Il soutient notamment, s'agissant des faits indiqués sur la lettre de licenciement, d'une part que les propos échangés avec Monsieur Z... n'avaient rien d'inadmissible puisqu'il a fait seulement remarquer à ce dernier que les tournées de ramassage qu'il lui demandait de faire dans la journée et dans la nuit dépassaient largement le temps réglementaire qu'un chauffeur est tenu de respecter et d'autre part qu'il n'a jamais proféré la moindre menace à l'encontre de Monsieur LE A... ; il fait valoir que le licenciement dont il a fait l'objet a été prononcé sans observation de la procédure, de sorte qu'il est irrégulier ; il prétend que dans la mise en oeuvre de la résiliation du contrat de travail l'employeur a utilisé des méthodes abruptes et vexatoires, rendant le licenciement abusif.
Le Centre de Gestion et d'Etude AGS (CGEA) de TOULOUSE, agissant en qualité de gestionnaire de l'AGS par application de l'article L 143-11-4 du Code du Travail intervient volontairement devant la Cour d'Appel ; que l'AGS demande à la Cour de :
- prendre acte de son intervention, de ses remarques ainsi que des limites de sa garantie dans le cadre de la procédure collective, l'AGS ne pouvant avancer le montant de ses créances constatées qu'entre les mains du représentant des créanciers.
- subsidiairement de débouter Monsieur X... de ses demandes pour licenciement abusif, le motif de licenciement invoqué semblant être constitué, de lui allouer au maximum l'équivalent d'un mois de salaire au titre du non respect de la procédure de licenciement, de limiter à 30 000 Francs les dommages intérêts pour licenciement abusif, de statuer ce que de droit sur les demandes de congés payés ainsi que d'indemnité de préavis sur la base d'un salaire de 8 000 francs brut par mois et de débouter le salarié de ses autres réclamations.
SUR QUOI :
Attendu, sur le principe du licenciement, que la lettre du 5 juillet 1999, adressée par l'employeur à Monsieur X... et qui fixe les termes du litige est ainsi libellée: "je vous notifie par la présente les faits graves qui vous sont reprochés à savoir; 1) le mercredi 30 juin 1999, vous avez tenu des propos inadmissibles envers Monsieur Z... qui faisait le planning des enlèvements de volailles ensuite vous m'avez appelé sur mon portable pour de nouveau proférer des menaces, 2) le vendredi 2 juillet 1999, au cours d'une réunion du personnel pour faire le point du travail, vous êtes venu de nouveau manifester, me menaçant de me taper dessus quand je sortirai de
l'Usine, 3) lundi 5 juillet, je vous ai appelé pour travailler et vous avez refusé ; depuis pas de nouvelles... Dans ces conditions et pour toutes ces raisons, je vous licencie pour faute lourde."

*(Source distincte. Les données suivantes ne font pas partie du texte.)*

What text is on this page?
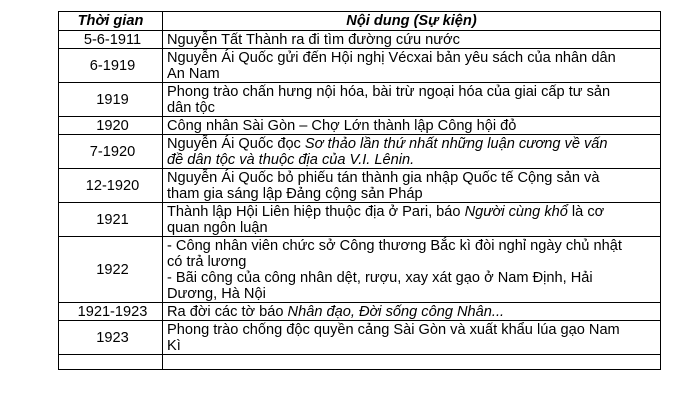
Thời gian	Nội dung (Sự kiện)
5-6-1911	Nguyễn Tất Thành ra đi tìm đường cứu nước

6-1919	Nguyễn Ái Quốc gửi đến Hội nghị Vécxai bản yêu sách của nhân dân
An Nam

1919	Phong trào chấn hưng nội hóa, bài trừ ngoại hóa của giai cấp tư sản
dân tộc

1920	Công nhân Sài Gòn – Chợ Lớn thành lập Công hội đỏ

7-1920	Nguyễn Ái Quốc đọc Sơ thảo lần thứ nhất những luận cương về vấn
đề dân tộc và thuộc địa của V.I. Lênin.

12-1920	Nguyễn Ái Quốc bỏ phiếu tán thành gia nhập Quốc tế Cộng sản và
tham gia sáng lập Đảng cộng sản Pháp

1921	Thành lập Hội Liên hiệp thuộc địa ở Pari, báo Người cùng khổ là cơ
quan ngôn luận

1922	- Công nhân viên chức sở Công thương Bắc kì đòi nghỉ ngày chủ nhật
có trả lương
- Bãi công của công nhân dệt, rượu, xay xát gạo ở Nam Định, Hải
Dương, Hà Nội

1921-1923	Ra đời các tờ báo Nhân đạo, Đời sống công Nhân...

1923	Phong trào chống độc quyền cảng Sài Gòn và xuất khẩu lúa gạo Nam
Kì
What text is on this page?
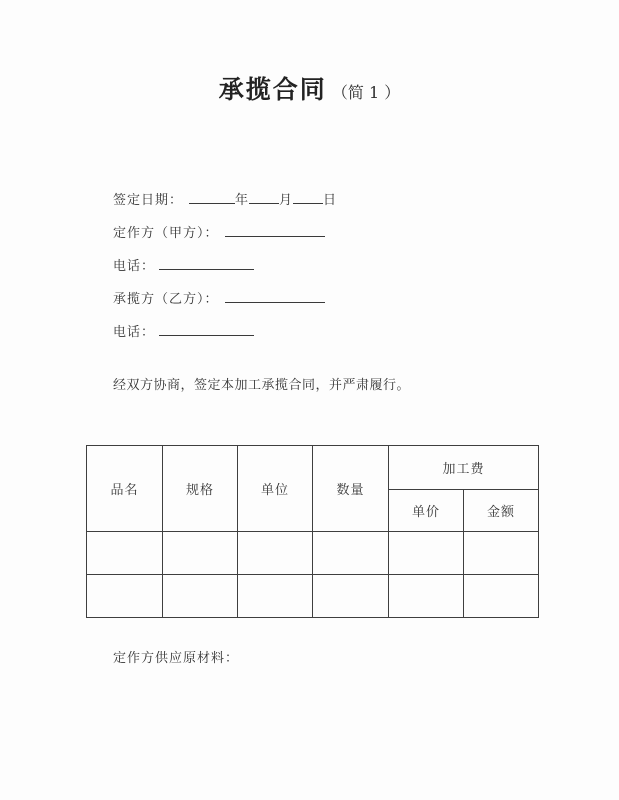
承揽合同 （简 1 ）
签定日期：	年 月 日
定作方（甲方）：
电话：
承揽方（乙方）：
电话：
经双方协商，签定本加工承揽合同，并严肃履行。
品名	规格	单位	数量	加工费	
				单价	金额

定作方供应原材料：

Attendu, en droit, que la faute lourde est une faute d'une particulière gravité caractérisant l'intention du salarié de nuire à l'entreprise ou à l'employeur.
Que l'employeur qui invoque une faute lourde à l'encontre d'un salarié est débiteur de la charge de la preuve.
Qu'en l'espèce, l'intention de nuire du salarié n'est nullement caractérisée.
Que la faute grave résulte, quant à elle, d'un fait ou d'un ensemble de faits imputables au salarié qui constituent une violation des obligations découlant du contrat de travail ou des relations de travail d'une importance telle qu'elle rend impossible le maintien du salarié dans l'entreprise pendant la durée du préavis.
Que la charge de la preuve de la faute grave incombe à l'employeur.
Attendu, par ailleurs, que tout licenciement doit être fondé cumulativement sur une cause réelle c'est à dire établie, objective et exacte et sur un motif sérieux.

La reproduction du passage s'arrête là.